Tineke Kröner

Nederlandse verzetsvrouw

Tineke Kröner (Den Haag, 22 maart 1922Hengelo, 1 maart 2004) was een medewerker van het verzet, zij is onderscheiden met het verzetsherdenkingskruis en de King's Medal for Courage in the Cause of Freedom.

Zij heeft onder meer de Schotse kolonel Graeme Warrack, divisiearts van de 1e Luchtlandingsdivisie opgevangen na zijn ontsnapping. Na de Slag om Arnhem bleef Warrack verantwoordelijk voor de vele Britse gewonden in de regio van wie de meesten werden verzameld in het nieuw opgericht noodhospitaal in de Koning Willem III-kazerne in Apeldoorn.

Warrack ontsnapte uit deze kazerne na zich twee weken te hebben verstopt in een kast van zijn slaapkamer; deze kamer is nu ingericht als klein museum op de kazerne. Na zijn ontsnapping uit de kazerne liep hij door de bossen naar het zuiden en klopte aan bij de boerderij van de familie Kröner te Otterlo. Hier werd hij opgevangen door Tineke, Warrack verbleef meestal in een door de familie gemaakt hol in het bos maar verbleef ook vaak bij de familie in huis. Hij vertrok maar keerde terug na een mislukte ontsnappingspoging als deelnemer van Operatie Pegasus II. Hij was in het gezelschap van de Amerikaanse vlieger John Low die ook had geprobeerd te ontsnappen. Uiteindelijk kon Warrack via de Biesbosch ontsnappen. In Warracks boek Tocht door het duister wordt zij uitgebreid beschreven als "Tineke".
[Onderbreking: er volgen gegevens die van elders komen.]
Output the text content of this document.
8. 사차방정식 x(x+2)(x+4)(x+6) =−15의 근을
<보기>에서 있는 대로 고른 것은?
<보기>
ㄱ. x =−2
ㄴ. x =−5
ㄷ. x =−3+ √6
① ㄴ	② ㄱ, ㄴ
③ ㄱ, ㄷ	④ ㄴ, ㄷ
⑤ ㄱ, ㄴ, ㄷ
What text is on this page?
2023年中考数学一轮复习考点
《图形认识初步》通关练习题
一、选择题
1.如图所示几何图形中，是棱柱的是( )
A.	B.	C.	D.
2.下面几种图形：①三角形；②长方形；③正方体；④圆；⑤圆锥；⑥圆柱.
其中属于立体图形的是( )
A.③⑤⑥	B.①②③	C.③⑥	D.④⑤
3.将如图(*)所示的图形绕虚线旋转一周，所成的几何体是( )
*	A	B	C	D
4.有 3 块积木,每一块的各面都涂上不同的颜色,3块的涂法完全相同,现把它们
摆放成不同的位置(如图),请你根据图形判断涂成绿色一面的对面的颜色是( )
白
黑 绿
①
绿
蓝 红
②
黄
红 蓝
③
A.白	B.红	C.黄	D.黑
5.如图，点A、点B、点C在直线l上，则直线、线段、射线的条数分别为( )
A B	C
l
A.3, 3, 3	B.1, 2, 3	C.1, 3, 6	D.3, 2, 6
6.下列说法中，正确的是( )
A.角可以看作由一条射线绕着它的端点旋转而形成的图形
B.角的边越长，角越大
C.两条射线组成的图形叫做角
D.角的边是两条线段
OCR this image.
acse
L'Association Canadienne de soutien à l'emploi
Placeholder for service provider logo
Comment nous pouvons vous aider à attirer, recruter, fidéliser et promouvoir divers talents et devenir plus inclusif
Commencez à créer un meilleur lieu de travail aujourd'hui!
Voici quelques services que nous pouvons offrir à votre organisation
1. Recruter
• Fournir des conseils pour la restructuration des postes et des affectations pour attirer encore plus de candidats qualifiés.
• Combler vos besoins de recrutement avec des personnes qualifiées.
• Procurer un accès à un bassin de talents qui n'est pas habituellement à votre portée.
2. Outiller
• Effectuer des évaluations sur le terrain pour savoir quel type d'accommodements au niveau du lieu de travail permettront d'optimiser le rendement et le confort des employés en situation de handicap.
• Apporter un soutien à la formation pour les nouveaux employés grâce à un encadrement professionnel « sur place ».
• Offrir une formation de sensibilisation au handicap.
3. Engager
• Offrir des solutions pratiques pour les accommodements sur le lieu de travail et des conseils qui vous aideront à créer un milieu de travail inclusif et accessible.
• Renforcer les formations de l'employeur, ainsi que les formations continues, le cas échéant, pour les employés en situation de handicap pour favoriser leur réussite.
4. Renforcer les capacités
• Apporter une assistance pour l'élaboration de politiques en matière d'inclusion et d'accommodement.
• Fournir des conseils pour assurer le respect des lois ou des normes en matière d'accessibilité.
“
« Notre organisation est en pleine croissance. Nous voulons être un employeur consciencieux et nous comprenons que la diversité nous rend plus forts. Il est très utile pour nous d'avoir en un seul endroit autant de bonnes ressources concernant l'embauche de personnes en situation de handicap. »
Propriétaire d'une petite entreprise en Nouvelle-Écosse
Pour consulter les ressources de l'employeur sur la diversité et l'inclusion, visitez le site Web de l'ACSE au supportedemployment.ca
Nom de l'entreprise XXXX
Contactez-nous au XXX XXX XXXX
Haar verloofde, Lodewijk Storm van 's Gravesande, was gearresteerd door de Gestapo en via kamp Amersfoort gedeporteerd naar Duitsland. Na de oorlog trouwden zij. Haar zwager Jan Storm van 's Gravesande was Engelandvaarder en sneuvelde als marineofficier tijdens de slag in de Javazee.